Police, CUNY security and administrators have been refusing to let students into the Morales/Shakur Center. Police arrested David Suker, a former CCNY student who sat in front of the door of the Center, as can be seen in this video.
Student and community activists are inviting everyone to come to an emergency press conference and protest in defense of the Morales/Shakur Center on Monday, Oct. 21 outside City College at 138th Street and Amsterdam.
The administration has placed a new sign in front of the Morales/Shakur Center that reads “Center for Professional Development.” A university representative informed students in a press release that the Morales/Shakur center has been closed and they intend to convert it into a Career Resource center. Books, documents and personal belongings of students were removed from the center and are being held and “examined.”
Students won use of the Morales/Shakur Center space in North Academic Center room 3/201 as a result of the 1989 CUNY student strike against a proposed tuition increase. The purpose of the space was for students to engage in activism and build links with the surrounding Harlem and Washington Heights communities. The administration tried to retake the space from student activists several times and also got caught engaging in video surveillance of the activist space in 1998. However, students and community members repeatedly fended off administrative attacks.
During one of those attempts to get rid of the Morales/Shakur Center in 2006, Ydanis Rodriguez, a leader in the 1989 student strike and a longtime leader of the Center’s community projects, stated, “In 1989 when we ended our organizing movement against the tuition increase proposed by Governor Mario Cuomo, we were able to persuade the governor not to increase tuition. At the end of that movement, as part of the negotiation, we got that space to use as a student and community center. The center has been a very important place at City College because this is a real link between the university and the surrounding community, especially Harlem, Washington Heights and El Barrio.”
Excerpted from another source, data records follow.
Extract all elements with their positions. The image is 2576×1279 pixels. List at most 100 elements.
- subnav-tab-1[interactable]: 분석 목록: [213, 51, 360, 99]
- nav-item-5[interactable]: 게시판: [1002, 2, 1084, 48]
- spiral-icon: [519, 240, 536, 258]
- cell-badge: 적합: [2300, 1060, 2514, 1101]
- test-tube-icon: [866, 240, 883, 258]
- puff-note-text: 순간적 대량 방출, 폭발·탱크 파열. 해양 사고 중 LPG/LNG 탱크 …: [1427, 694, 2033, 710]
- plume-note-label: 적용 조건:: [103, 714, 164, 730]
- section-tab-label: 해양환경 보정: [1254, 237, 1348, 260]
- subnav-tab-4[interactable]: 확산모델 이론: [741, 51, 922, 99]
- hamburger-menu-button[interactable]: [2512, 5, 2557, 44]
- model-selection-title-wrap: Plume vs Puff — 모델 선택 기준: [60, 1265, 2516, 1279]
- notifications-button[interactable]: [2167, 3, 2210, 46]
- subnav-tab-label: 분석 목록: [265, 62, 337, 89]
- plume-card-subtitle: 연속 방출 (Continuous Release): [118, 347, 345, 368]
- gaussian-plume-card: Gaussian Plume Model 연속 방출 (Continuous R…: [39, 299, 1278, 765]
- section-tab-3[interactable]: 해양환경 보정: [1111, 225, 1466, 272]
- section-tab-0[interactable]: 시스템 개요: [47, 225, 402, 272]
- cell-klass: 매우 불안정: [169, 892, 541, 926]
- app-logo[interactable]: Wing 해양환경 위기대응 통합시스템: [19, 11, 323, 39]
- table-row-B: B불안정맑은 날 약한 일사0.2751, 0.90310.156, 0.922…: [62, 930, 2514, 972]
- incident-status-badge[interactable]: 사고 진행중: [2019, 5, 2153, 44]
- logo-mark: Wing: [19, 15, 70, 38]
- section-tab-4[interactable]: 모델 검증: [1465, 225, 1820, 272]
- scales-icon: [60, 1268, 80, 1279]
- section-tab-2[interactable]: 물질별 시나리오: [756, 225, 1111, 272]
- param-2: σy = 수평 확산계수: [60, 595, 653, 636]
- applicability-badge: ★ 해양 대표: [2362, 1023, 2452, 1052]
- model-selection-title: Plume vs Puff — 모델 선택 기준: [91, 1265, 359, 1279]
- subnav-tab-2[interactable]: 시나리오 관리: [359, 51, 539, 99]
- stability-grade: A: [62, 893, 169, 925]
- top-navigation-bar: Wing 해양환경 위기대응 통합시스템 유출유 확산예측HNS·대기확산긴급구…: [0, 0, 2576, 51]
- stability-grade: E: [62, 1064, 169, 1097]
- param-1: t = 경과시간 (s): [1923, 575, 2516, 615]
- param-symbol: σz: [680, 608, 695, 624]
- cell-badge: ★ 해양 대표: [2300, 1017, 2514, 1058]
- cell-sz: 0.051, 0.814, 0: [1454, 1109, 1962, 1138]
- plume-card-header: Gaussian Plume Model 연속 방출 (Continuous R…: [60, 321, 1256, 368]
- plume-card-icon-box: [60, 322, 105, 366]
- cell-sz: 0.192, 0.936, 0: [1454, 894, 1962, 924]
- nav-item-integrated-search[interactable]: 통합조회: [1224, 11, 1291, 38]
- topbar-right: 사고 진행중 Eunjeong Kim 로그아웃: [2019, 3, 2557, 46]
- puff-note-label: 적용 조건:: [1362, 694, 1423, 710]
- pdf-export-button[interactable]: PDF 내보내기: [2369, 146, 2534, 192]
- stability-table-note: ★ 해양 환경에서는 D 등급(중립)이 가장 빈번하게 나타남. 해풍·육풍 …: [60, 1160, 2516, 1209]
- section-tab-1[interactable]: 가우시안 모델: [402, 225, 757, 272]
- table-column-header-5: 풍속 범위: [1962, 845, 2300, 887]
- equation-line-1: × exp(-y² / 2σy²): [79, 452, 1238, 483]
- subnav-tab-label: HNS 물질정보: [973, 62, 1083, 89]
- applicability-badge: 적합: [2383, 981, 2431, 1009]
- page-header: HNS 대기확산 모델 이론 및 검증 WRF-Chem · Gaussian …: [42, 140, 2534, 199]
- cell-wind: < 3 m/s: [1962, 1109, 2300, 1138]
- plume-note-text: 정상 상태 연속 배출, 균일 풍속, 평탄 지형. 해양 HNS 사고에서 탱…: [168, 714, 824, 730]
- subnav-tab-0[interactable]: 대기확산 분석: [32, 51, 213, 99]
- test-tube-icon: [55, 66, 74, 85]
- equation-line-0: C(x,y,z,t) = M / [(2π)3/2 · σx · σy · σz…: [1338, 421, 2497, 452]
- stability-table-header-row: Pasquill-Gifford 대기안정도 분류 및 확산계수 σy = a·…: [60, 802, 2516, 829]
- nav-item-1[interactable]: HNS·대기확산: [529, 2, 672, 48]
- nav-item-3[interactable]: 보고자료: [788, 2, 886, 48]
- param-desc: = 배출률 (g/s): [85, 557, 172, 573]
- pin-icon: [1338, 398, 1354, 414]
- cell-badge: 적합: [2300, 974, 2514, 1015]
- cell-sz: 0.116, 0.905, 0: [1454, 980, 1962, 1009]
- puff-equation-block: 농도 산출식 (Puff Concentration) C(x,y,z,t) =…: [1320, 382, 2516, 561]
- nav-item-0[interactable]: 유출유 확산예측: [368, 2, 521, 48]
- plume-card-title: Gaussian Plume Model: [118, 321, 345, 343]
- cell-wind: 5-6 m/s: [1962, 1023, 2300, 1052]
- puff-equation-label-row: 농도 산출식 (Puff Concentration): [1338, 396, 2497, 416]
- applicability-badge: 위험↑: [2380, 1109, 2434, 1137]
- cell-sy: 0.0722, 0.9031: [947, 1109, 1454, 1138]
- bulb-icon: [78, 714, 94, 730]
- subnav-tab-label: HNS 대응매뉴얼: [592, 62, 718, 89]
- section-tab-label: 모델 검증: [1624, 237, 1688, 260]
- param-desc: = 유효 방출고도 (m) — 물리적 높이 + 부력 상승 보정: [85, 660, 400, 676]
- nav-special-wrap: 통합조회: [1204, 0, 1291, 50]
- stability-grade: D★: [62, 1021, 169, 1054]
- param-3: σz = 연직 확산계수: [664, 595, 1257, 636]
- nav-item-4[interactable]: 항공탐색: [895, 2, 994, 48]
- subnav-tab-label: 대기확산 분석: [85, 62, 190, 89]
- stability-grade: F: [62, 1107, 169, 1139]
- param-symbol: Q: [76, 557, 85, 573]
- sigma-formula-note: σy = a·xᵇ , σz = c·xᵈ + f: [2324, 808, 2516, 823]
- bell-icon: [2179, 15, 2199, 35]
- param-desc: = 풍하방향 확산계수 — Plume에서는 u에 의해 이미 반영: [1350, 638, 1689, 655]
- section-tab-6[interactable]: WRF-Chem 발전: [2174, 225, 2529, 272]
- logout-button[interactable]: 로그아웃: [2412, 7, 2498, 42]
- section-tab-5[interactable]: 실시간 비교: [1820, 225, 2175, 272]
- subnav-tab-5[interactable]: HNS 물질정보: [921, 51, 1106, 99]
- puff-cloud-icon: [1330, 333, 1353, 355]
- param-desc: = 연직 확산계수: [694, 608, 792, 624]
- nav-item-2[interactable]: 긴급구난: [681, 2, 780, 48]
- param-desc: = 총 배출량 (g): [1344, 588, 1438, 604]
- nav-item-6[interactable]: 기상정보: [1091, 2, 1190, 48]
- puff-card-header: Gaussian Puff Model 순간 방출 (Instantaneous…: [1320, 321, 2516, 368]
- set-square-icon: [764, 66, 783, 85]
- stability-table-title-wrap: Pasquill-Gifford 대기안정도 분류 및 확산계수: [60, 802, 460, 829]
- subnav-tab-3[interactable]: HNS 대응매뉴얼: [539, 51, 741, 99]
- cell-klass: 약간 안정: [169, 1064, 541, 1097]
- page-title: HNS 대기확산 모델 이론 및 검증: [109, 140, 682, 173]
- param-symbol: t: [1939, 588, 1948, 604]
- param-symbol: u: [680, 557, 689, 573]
A press release from Students for Education Rights (SER), one of the groups housed in the Morales-Shakur Center, says, “The Morales/Shakur Center is a space for community groups to meet on campus, for students to connect with their political elders and for movement histories to be retained and shared in Harlem. The Center has provided a space for students to organize around a number of issues recently, including the addition of gender identity into the school’s anti-discrimination policy and the combating of rape culture at City College. The closure of this space is a serious assault on our right as students to organize and cultivate community. This follows the Sept. 17 arrest of six CUNY students peacefully protesting David Petraeus’s teaching appointment. Furthermore, the CUNY Board of Trustees plans to impose a policy broadly curtailing our right to political assembly on CUNY campuses at its next Nov. 25 business meeting. Please join us Monday, Oct. 21 at 12:30 pm outside the North Academic Center to hold CUNY accountable for its stifling of student voices and disempowerment of community organizing.”